Jeanine: Hoe kijk je beroepsmatig als antropoloog naar de situatie waarin we nu terecht gekomen zijn? Welke gevolgen kan deze pandemie op de lange termijn hebben voor de mensheid?
Anthonie: Dit ligt in hoge mate aan wat er hierna gebeurt en hoe mensen reageren. Dat de wereld anders zal worden is vrij duidelijk. (Hoewel ik besef dat er groepen zijn die zich hier tegen zullen verzetten en het niet willen. Het is echter onontkoombaar.) Hoe we het gaan inrichten is weer afhankelijk hoe mensen gaan reageren. Als we terugschieten in een angst reflex, zullen we zien dat veranderingen in de samenleving worden aangescherpt. Dat er misschien zelfs een reactionaire periode volgt, met een uiterst terughoudende blik op de wereld. Dit zou echter op langere termijn niet vol te houden zijn. We zijn geen eiland. We zijn afhankelijk van elkaar en supranationale organisaties. Het tegenovergestelde zou kunnen zijn dat we de rechten van de supra nationale organisaties vergroten. Het terugtrekken uit de WHO bijv. levert je op langere termijn echt geen winst op: het is ook een advies orgaan en geen politieke orgaan en heeft al heel wat epidemieën voortijdig gestopt. Ziektes die vele malen erger en besmettelijker zijn dan corona. Je daarvan afwenden, is ook je afwenden van de onderzoeken die deWHO doet. Het heeft dus te maken in hoeverre we dit politiseren of niet. Wat ik nu zie is dat sommige landen het tot het uiterste politiseren. Terwijl het feitelijk een maatschappelijk en gezondheid vraagstuk is.

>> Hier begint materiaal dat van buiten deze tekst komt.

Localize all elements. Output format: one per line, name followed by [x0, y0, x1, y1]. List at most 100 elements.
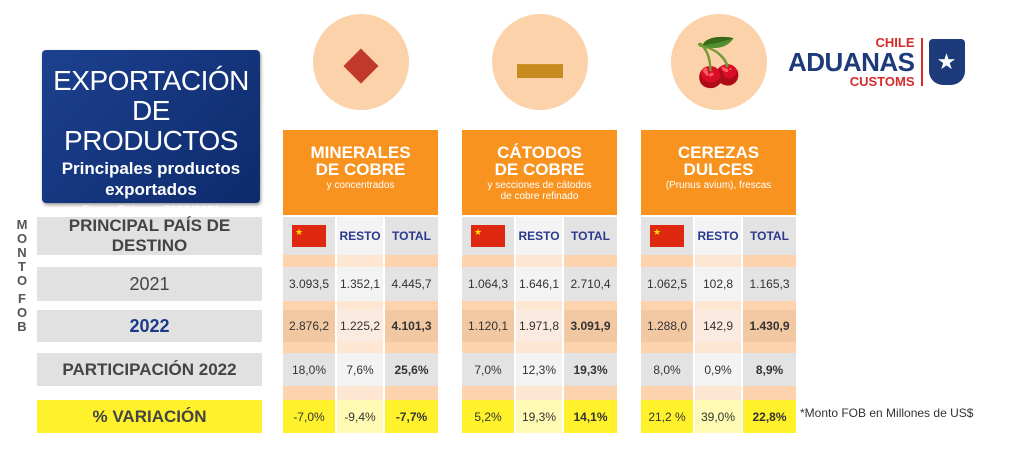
value-y2021: 2.710,4 [564, 267, 617, 301]
shield-icon: ★ [928, 39, 965, 85]
product-header: CEREZAS DULCES (Prunus avium), frescas [641, 130, 796, 215]
china-flag-cell [641, 217, 693, 255]
spacer [283, 342, 335, 353]
title-line1: EXPORTACIÓN [53, 65, 249, 96]
value-participacion: 7,0% [462, 353, 514, 386]
value-y2022: 1.225,2 [337, 310, 383, 342]
value-variacion: -7,0% [283, 400, 335, 433]
row-label-2022: 2022 [37, 310, 262, 342]
value-y2021: 1.352,1 [337, 267, 383, 301]
spacer [516, 301, 562, 310]
row-label-destino: PRINCIPAL PAÍS DE DESTINO [37, 216, 262, 255]
value-participacion: 0,9% [695, 353, 741, 386]
product-header: CÁTODOS DE COBRE y secciones de cátodos d… [462, 130, 617, 215]
aduanas-logo: CHILE ADUANAS CUSTOMS ★ [788, 36, 965, 88]
china-flag-icon [292, 225, 326, 247]
spacer [695, 301, 741, 310]
spacer [462, 342, 514, 353]
value-y2021: 1.064,3 [462, 267, 514, 301]
spacer [564, 386, 617, 400]
spacer [743, 255, 796, 267]
row-label-variacion: % VARIACIÓN [37, 400, 262, 433]
china-flag-icon [471, 225, 505, 247]
value-participacion: 7,6% [337, 353, 383, 386]
spacer [462, 255, 514, 267]
value-y2022: 4.101,3 [385, 310, 438, 342]
col-header-total: TOTAL [564, 217, 617, 255]
value-y2021: 3.093,5 [283, 267, 335, 301]
spacer [516, 342, 562, 353]
spacer [695, 255, 741, 267]
value-variacion: -7,7% [385, 400, 438, 433]
value-y2021: 1.062,5 [641, 267, 693, 301]
spacer [385, 386, 438, 400]
product-subtitle: y concentrados [326, 180, 395, 191]
value-variacion: -9,4% [337, 400, 383, 433]
spacer [385, 301, 438, 310]
subtitle-line2: exportados [105, 180, 197, 199]
spacer [564, 255, 617, 267]
spacer [641, 386, 693, 400]
spacer [283, 255, 335, 267]
product-subtitle: y secciones de cátodos de cobre refinado [487, 180, 592, 202]
product-header: MINERALES DE COBRE y concentrados [283, 130, 438, 215]
value-variacion: 14,1% [564, 400, 617, 433]
spacer [516, 255, 562, 267]
title-box: EXPORTACIÓN DE PRODUCTOS Principales pro… [42, 50, 260, 217]
value-y2021: 1.646,1 [516, 267, 562, 301]
spacer [337, 255, 383, 267]
value-y2022: 1.971,8 [516, 310, 562, 342]
title-line2: DE PRODUCTOS [64, 95, 238, 156]
china-flag-cell [462, 217, 514, 255]
spacer [385, 342, 438, 353]
subtitle-line1: Principales productos [61, 159, 241, 178]
value-y2021: 4.445,7 [385, 267, 438, 301]
value-y2021: 1.165,3 [743, 267, 796, 301]
spacer [385, 255, 438, 267]
product-name: CEREZAS DULCES [677, 143, 760, 179]
spacer [337, 386, 383, 400]
china-flag-icon [650, 225, 684, 247]
value-variacion: 5,2% [462, 400, 514, 433]
spacer [743, 301, 796, 310]
copper-cathode-icon: ▬ [492, 14, 588, 110]
value-participacion: 18,0% [283, 353, 335, 386]
spacer [516, 386, 562, 400]
spacer [564, 301, 617, 310]
spacer [641, 301, 693, 310]
value-y2022: 2.876,2 [283, 310, 335, 342]
value-variacion: 22,8% [743, 400, 796, 433]
row-label-2021: 2021 [37, 267, 262, 301]
spacer [641, 255, 693, 267]
col-header-resto: RESTO [337, 217, 383, 255]
value-participacion: 19,3% [564, 353, 617, 386]
row-label-participacion: PARTICIPACIÓN 2022 [37, 353, 262, 386]
value-y2022: 1.120,1 [462, 310, 514, 342]
value-variacion: 21,2 % [641, 400, 693, 433]
logo-aduanas: ADUANAS [788, 47, 915, 77]
value-y2022: 1.288,0 [641, 310, 693, 342]
value-y2022: 3.091,9 [564, 310, 617, 342]
value-y2021: 102,8 [695, 267, 741, 301]
value-y2022: 1.430,9 [743, 310, 796, 342]
spacer [283, 386, 335, 400]
value-variacion: 39,0% [695, 400, 741, 433]
value-participacion: 12,3% [516, 353, 562, 386]
spacer [695, 342, 741, 353]
col-header-resto: RESTO [516, 217, 562, 255]
spacer [695, 386, 741, 400]
footnote: *Monto FOB en Millones de US$ [800, 406, 974, 420]
spacer [283, 301, 335, 310]
product-name: CÁTODOS DE COBRE [494, 143, 585, 179]
spacer [641, 342, 693, 353]
period: Enero-Febrero 2022/2021 [81, 203, 221, 217]
value-participacion: 8,0% [641, 353, 693, 386]
spacer [462, 386, 514, 400]
china-flag-cell [283, 217, 335, 255]
spacer [743, 342, 796, 353]
minerals-icon: ◆ [313, 14, 409, 110]
value-participacion: 25,6% [385, 353, 438, 386]
spacer [564, 342, 617, 353]
value-variacion: 19,3% [516, 400, 562, 433]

Jeanine: Je doneert alle royalty’s in de maanden mei, juni en juli aan de campagne “Samen stoppen we het Coronavirus!” van het Radboud Fonds ten behoeve van onderzoek naar het Coronavirus. Waarom heb je juist voor dit onderzoek gekozen?
Anthonie: Toen mijn uitgever me vertelde dat mijn boek de tweede druk inging, was dit pal voor de lockdown en ongeveer vier weken nadat mijn moeder aan longontsteking was overleden en ik twee longontstekingen achter elkaar had gehad. Het voelde bevreemdend om geld te verdienen aan een boek die over een pandemie en isolatie gaat, terwijl deze ook in de realiteit plaats vindt. Het voelde verkeerd. Ik wilde niets daaraan verdienen. Mijn uitgever kwam met deze actie aan en ik stemde toe.
Jeanine: Het is niet de eerste keer dat je royalty’s doneert aan een goed doel. In 2014 verscheen je boek Een bloedovergoten dageraad waarvan alle royalty’s naar WarTrauma gaan. Ik vind dit zeer bewonderenswaardig dat je dit doet.
Anthonie: Bedankt. Ook dit kwam omdat de boeken Een bloedovergoten dageraad en In het kille ochtendlicht door een persoonlijke ervaring tot stand waren gekomen. Hieraan wilde ik niet verdienen.
Beste Anthonie, hartelijk dank voor openhartige antwoorden en je medewerking aan dit interview.